Und sah zu, wie sein eigener Chef sich mit einem geblümten Taschentuch den Mund abwischte (den unersetzlichen Notizblock legte er so lange beiseite).
"Nun, was ist das?" knurrte Kommissar Holler und legte das geblümte Taschentuch beiseite.
"Einen Augenblick, bitte, Herr Inspektor."
Ein seltsames Gefühl erfüllte den Polizisten. Er fühlte sich bedrängt. Nicht nur, weil sie seinen Titel ständig falsch aussprachen oder unrichtig benannten. Das klang fast wie Absicht, wie ein Anschlag auf seine Persönlichkeit, auf sein Urteilsvermögen. Und irgendwie so, als ob sie - die sich falsch äußerten - sich allesamt verbündet hätten. Ja, als würden Augen von überall her auf ihn starren.
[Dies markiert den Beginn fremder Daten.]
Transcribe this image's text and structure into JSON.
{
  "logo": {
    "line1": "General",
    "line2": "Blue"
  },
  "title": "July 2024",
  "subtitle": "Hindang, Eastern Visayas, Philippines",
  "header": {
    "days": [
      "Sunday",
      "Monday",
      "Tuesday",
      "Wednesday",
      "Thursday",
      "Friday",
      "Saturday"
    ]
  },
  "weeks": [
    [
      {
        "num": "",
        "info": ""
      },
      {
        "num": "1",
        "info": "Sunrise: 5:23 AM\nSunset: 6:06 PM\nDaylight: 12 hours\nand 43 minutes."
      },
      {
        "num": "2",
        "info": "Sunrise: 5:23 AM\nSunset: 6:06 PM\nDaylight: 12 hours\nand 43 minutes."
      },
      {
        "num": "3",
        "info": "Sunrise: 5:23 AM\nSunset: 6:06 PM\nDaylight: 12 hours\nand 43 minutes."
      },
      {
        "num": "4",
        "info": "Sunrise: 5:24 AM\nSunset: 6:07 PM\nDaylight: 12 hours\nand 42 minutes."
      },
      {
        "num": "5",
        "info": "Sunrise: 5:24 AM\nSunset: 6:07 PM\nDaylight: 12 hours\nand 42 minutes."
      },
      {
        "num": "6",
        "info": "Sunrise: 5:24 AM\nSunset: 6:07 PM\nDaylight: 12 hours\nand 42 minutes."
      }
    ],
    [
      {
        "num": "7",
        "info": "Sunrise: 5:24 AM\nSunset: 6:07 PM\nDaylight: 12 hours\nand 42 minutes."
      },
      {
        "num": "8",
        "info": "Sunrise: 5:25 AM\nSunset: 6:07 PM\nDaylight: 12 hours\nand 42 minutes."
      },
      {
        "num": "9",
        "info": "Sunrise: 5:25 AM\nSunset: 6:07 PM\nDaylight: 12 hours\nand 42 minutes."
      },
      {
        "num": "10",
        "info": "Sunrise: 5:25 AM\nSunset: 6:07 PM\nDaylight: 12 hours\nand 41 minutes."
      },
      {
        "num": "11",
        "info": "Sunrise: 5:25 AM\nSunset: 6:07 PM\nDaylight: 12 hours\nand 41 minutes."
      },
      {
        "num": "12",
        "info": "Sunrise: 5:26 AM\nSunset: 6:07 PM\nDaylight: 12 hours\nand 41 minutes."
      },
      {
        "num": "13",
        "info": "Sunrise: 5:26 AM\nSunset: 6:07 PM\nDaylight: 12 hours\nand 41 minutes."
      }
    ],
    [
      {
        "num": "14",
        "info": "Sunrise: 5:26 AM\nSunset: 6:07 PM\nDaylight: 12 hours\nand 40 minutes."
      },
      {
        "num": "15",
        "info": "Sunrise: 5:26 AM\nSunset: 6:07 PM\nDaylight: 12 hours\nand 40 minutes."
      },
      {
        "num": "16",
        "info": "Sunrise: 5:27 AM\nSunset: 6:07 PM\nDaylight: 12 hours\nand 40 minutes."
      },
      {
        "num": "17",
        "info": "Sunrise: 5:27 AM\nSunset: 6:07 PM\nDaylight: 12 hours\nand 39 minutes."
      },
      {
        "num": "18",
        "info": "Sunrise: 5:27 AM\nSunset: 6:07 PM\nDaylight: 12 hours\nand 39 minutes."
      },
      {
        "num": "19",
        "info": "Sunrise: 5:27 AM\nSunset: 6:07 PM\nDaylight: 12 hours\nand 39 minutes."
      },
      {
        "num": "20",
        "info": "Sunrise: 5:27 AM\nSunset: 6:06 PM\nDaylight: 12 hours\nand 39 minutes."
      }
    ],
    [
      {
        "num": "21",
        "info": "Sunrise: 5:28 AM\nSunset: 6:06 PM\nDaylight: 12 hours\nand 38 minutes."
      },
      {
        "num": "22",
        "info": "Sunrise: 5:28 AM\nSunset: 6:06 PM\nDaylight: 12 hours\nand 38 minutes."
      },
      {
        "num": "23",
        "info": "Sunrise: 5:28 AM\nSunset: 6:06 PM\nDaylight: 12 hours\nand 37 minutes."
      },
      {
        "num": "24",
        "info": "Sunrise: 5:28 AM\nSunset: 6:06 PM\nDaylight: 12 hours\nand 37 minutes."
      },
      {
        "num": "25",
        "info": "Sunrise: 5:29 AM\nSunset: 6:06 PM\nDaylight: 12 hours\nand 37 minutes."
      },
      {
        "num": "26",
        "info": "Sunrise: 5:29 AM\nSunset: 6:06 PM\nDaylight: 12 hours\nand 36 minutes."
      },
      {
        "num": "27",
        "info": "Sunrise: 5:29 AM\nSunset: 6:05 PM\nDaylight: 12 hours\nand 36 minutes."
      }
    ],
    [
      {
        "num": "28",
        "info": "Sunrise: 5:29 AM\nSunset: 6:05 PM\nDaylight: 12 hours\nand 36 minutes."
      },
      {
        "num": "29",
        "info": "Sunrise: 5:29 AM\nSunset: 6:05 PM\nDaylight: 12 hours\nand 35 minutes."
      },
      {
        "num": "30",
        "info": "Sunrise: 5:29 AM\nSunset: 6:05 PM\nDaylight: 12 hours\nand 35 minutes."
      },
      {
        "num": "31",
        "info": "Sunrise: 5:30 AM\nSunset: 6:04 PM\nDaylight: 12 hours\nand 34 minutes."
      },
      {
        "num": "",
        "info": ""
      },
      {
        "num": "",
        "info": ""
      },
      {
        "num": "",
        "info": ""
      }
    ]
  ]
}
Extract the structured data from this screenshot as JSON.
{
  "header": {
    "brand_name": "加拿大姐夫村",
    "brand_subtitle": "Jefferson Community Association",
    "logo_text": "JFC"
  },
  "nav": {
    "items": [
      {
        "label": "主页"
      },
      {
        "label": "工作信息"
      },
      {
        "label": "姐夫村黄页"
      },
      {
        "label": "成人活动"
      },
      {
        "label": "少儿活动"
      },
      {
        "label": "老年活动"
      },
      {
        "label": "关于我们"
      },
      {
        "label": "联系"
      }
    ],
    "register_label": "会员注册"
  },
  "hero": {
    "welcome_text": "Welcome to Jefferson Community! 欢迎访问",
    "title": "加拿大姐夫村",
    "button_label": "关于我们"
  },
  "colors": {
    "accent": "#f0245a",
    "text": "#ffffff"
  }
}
Ludwig Holler lachte innerlich (wenn auch etwas gequält). War er jetzt auch schon verrückt geworden? Nein, das war er nicht. Das Taschentuch in seiner Hand (das jetzt allerdings in einer Außentasche seiner Jacke steckte und von dort keck hervorragte) war geblümt. Daran bestand kein Zweifel. Und auch nicht über die Örtlichkeit, an der sie sich befanden. Dies war das hiesige Spar- und Einlagendepot, und man hatte sie um Hilfe gerufen. Das ließ sich nicht bestreiten.